Bi-weekly headline CPI for the first half of January stood at 0.20%, below Bloomberg’s market consensus (0.27%) and our forecast (0.45%). The surprise relative to our number was concentrated in a higher-than-expected deflation on fruits and vegetables. Core inflation, on the other hand, came at 0.28%, between consensus (0.24%) and our forecast (0.34%). Inside the core component, tradables jumped 0.49% 2w/2w, already showing some early signs of pass-through following the weaker Peso. On the other hand, services were up 0.07% 2w/2w, with disinflation in other services despite an adverse beginning of the year seasonality. The non-core decreased 0.04% 2w/2w with relief on agricultural prices due to seasonal harvesting in products such as tomato and sugar, despite some pressures in livestock and energy and government tariffs.
Annual headline inflation reached 3.69% from 3.99% in the second half of December las year, consolidating below the ceiling of Banxico’s target. Core CPI was a bit up, from 3.69% in the previous fortnight to 3.72%, with merchandise at 2.75% (from 2.50%) and services at 4.82% (from 4.99%).

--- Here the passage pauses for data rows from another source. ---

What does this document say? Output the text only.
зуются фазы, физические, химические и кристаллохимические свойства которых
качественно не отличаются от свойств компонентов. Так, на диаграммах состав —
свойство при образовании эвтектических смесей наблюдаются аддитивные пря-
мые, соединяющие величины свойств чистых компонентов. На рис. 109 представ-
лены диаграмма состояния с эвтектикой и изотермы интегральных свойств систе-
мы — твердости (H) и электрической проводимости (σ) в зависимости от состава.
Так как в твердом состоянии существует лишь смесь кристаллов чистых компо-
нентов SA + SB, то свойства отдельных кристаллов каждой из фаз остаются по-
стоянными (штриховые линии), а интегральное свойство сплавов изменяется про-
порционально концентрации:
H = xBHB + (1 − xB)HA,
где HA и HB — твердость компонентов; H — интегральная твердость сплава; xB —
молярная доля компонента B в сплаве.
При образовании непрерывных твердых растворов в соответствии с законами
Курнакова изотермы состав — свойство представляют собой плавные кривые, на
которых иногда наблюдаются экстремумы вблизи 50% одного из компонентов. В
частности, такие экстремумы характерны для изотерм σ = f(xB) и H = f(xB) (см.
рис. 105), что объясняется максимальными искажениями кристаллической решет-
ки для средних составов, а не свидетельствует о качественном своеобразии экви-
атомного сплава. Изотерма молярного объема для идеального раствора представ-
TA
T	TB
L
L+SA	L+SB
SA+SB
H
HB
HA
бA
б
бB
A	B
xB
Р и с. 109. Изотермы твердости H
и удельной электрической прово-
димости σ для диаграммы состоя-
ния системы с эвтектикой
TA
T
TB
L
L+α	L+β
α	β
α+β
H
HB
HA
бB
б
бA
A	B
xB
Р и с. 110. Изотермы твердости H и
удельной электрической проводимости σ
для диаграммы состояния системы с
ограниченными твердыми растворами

Our take: Today’s results support our view that the disinflationary trend continues, but the fundamentals, such as a weaker currency and a historically low unemployment rate, should limit a more significant deceleration. The current inflation dynamics, a more restrictive Fed, and the uncertainty about US trade policies (with a possibility of 25% tariffs on Feb 1st) will be key factors in the board’s upcoming decision. We expect a 25bps rate cut on February 6th to 9.75%. Moreover, we see five more cuts of 25bps during the year, with the reference rate to reach 8.5% at the end of the cycle.